Marine Headquarters, Marineford

Monkey D. Garp couldn't stop grinning.

The expression had been plastered across his face for the past hour, so wide his cheeks ached. Every time someone walked past his position in the observation room, they did a double-take at the Hero of the Marines' unrestrained joy.

"That's my grandson!" Garp wanted to shout. "Developing Domain Expansion at twenty-two years old! Beat that, you stiffs!"

Of course, he couldn't actually say that. Luffy was still a pirate, and publicly celebrating a pirate's achievements while wearing Marine whites would cause problems even his reputation couldn't smooth over.

But privately? Privately, Garp was bursting with pride.

Across the room, Fleet Admiral Sakazuki watched the same broadcast with very different emotions roiling in his chest.

Regret. Bitter, acidic regret.

"If I'd been more persistent in Loguetown," Sakazuki muttered to himself, "the Straw Hat Pirates would have ended before they began."

But no—Monkey D. Dragon had personally intervened, abandoning the Revolutionary Army headquarters to save his son. The hypocrite preached about overthrowing corrupt systems while using his position to protect family. Disgusting.

Sakazuki's gaze drifted across the room to where Garp sat. Their eyes met.

The Hero of the Marines' expression transformed instantly. His smile vanished, replaced by naked hostility. His eyes narrowed to slits, pupils burning with hatred that made his Haki flicker visibly around his frame.

Garp was still blaming him for Ace's future death.

Never mind that the execution hadn't happened yet—that Fire Fist Ace currently sailed with Whitebeard, alive and well. The grudge had already taken root in the old man's heart, fed by the Sky Screen's visions of what was to come.

Sakazuki met that hateful stare without flinching.

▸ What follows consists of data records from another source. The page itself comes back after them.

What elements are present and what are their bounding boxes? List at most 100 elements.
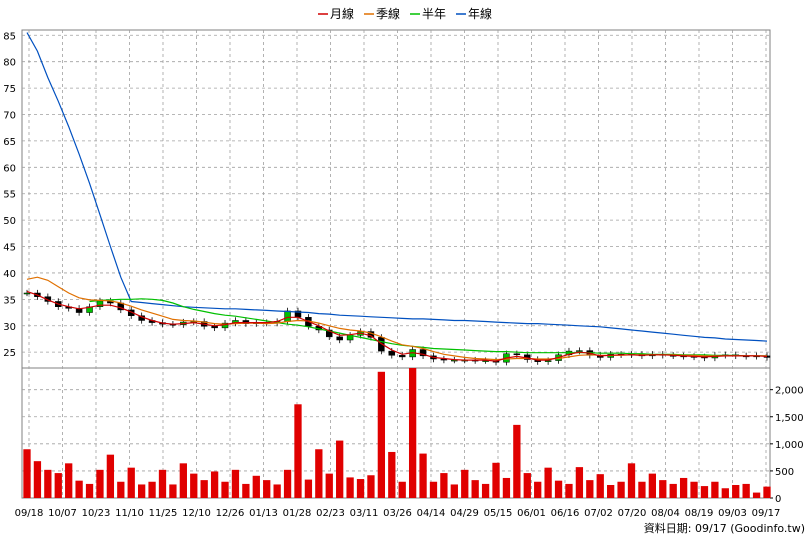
- volume-bar: [85, 483, 94, 498]
- volume-bar: [700, 486, 709, 498]
- x-tick-label: 11/25: [149, 508, 178, 519]
- volume-tick-label: 2,000: [775, 386, 804, 397]
- candle-body: [211, 326, 218, 329]
- price-tick-label: 75: [3, 84, 16, 95]
- volume-bar: [752, 492, 761, 498]
- volume-bar: [210, 471, 219, 498]
- volume-bar: [138, 484, 146, 498]
- volume-bar: [127, 467, 135, 498]
- volume-bar: [471, 480, 479, 498]
- volume-bar: [669, 483, 677, 498]
- volume-bar: [596, 474, 604, 498]
- volume-bar: [179, 463, 187, 498]
- volume-bar: [252, 475, 260, 498]
- moving-average-lines: [26, 32, 768, 362]
- volume-bar: [200, 480, 208, 498]
- volume-bar: [648, 473, 656, 498]
- price-tick-label: 60: [3, 163, 16, 174]
- x-tick-label: 09/17: [752, 508, 781, 519]
- x-tick-label: 07/02: [584, 508, 613, 519]
- price-tick-label: 25: [3, 348, 16, 359]
- volume-bar: [356, 479, 365, 498]
- x-tick-label: 01/28: [283, 508, 312, 519]
- volume-bar: [388, 451, 396, 498]
- x-tick-label: 03/26: [383, 508, 412, 519]
- volume-bar: [732, 485, 740, 498]
- volume-bar: [304, 479, 313, 498]
- volume-tick-label: 500: [775, 467, 794, 478]
- x-tick-label: 08/19: [685, 508, 714, 519]
- candle-body: [326, 329, 333, 338]
- candle-body: [398, 355, 406, 358]
- volume-bar: [367, 475, 375, 498]
- x-tick-label: 07/20: [618, 508, 647, 519]
- x-tick-label: 01/13: [249, 508, 278, 519]
- ma-month-line: [26, 290, 768, 362]
- volume-bar: [169, 484, 177, 498]
- volume-bar: [638, 481, 646, 498]
- volume-bar: [554, 480, 563, 498]
- candle-body: [388, 350, 396, 356]
- volume-bar: [221, 481, 229, 498]
- legend-label: 年線: [468, 6, 492, 21]
- x-tick-label: 06/16: [551, 508, 580, 519]
- volume-bar: [742, 483, 750, 498]
- volume-bar: [148, 481, 156, 498]
- volume-bar: [429, 481, 438, 498]
- volume-bar: [44, 469, 52, 498]
- volume-bar: [263, 480, 271, 498]
- volume-bar: [450, 484, 458, 498]
- volume-bar: [377, 371, 386, 498]
- x-tick-label: 08/04: [651, 508, 680, 519]
- ma-year-line: [26, 32, 768, 342]
- x-tick-label: 10/07: [48, 508, 77, 519]
- candle-body: [284, 310, 291, 322]
- volume-bar: [158, 469, 167, 498]
- x-tick-label: 12/26: [216, 508, 245, 519]
- price-tick-label: 70: [3, 111, 16, 122]
- volume-bar: [659, 480, 667, 498]
- price-tick-label: 80: [3, 58, 16, 69]
- x-tick-label: 02/23: [316, 508, 345, 519]
- volume-bar: [283, 469, 292, 498]
- volume-bar: [346, 477, 354, 498]
- price-tick-label: 65: [3, 137, 16, 148]
- price-tick-label: 85: [3, 31, 16, 42]
- x-tick-label: 11/10: [115, 508, 144, 519]
- price-axis: 25 30 35 40 45 50 55 60 65 70 75 80 85: [3, 31, 16, 359]
- price-tick-label: 45: [3, 243, 16, 254]
- price-plot-area: [21, 29, 771, 369]
- volume-bar: [502, 477, 511, 498]
- x-tick-label: 04/29: [450, 508, 479, 519]
- volume-bar: [33, 461, 42, 498]
- volume-bar: [325, 473, 333, 498]
- volume-bar: [721, 488, 729, 498]
- x-tick-label: 05/15: [484, 508, 513, 519]
- volume-bar: [440, 473, 448, 498]
- volume-tick-label: 1,500: [775, 413, 804, 424]
- volume-tick-label: 0: [775, 494, 781, 505]
- x-tick-label: 03/11: [350, 508, 379, 519]
- volume-bars: [23, 368, 771, 498]
- volume-bar: [419, 453, 427, 498]
- x-tick-label: 09/03: [718, 508, 747, 519]
- volume-bar: [617, 481, 625, 498]
- volume-tick-label: 1,000: [775, 440, 804, 451]
- footer-text: 資料日期: 09/17 (Goodinfo.tw): [644, 521, 805, 535]
- volume-bar: [231, 469, 240, 498]
- volume-bar: [523, 473, 531, 498]
- volume-bar: [575, 467, 584, 498]
- candle-body: [23, 292, 31, 295]
- x-tick-label: 06/01: [517, 508, 546, 519]
- volume-bar: [273, 484, 281, 498]
- volume-bar: [679, 477, 688, 498]
- volume-bar: [586, 480, 594, 498]
- volume-bar: [242, 483, 250, 498]
- x-tick-label: 10/23: [82, 508, 111, 519]
- candle-body: [576, 350, 583, 352]
- volume-bar: [627, 463, 636, 498]
- volume-bar: [65, 463, 73, 498]
- volume-bar: [23, 449, 31, 498]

Let him glare. A Vice Admiral—even one with the honorary title of Hero—couldn't challenge a Fleet Admiral's authority. And if Sakazuki got the opportunity, he wouldn't just execute Garp's adopted son. He'd kill the biological grandson too.

Monkey D. Luffy had demonstrated Domain Expansion with chemical assistance. If allowed to mature naturally, he would become a threat that surpassed even Whitebeard. The Marines couldn't afford to let him reach that potential.

Some threats had to be strangled in the cradle, no matter whose grandson they were.

Absolute Justice allowed for no exceptions—not even for family.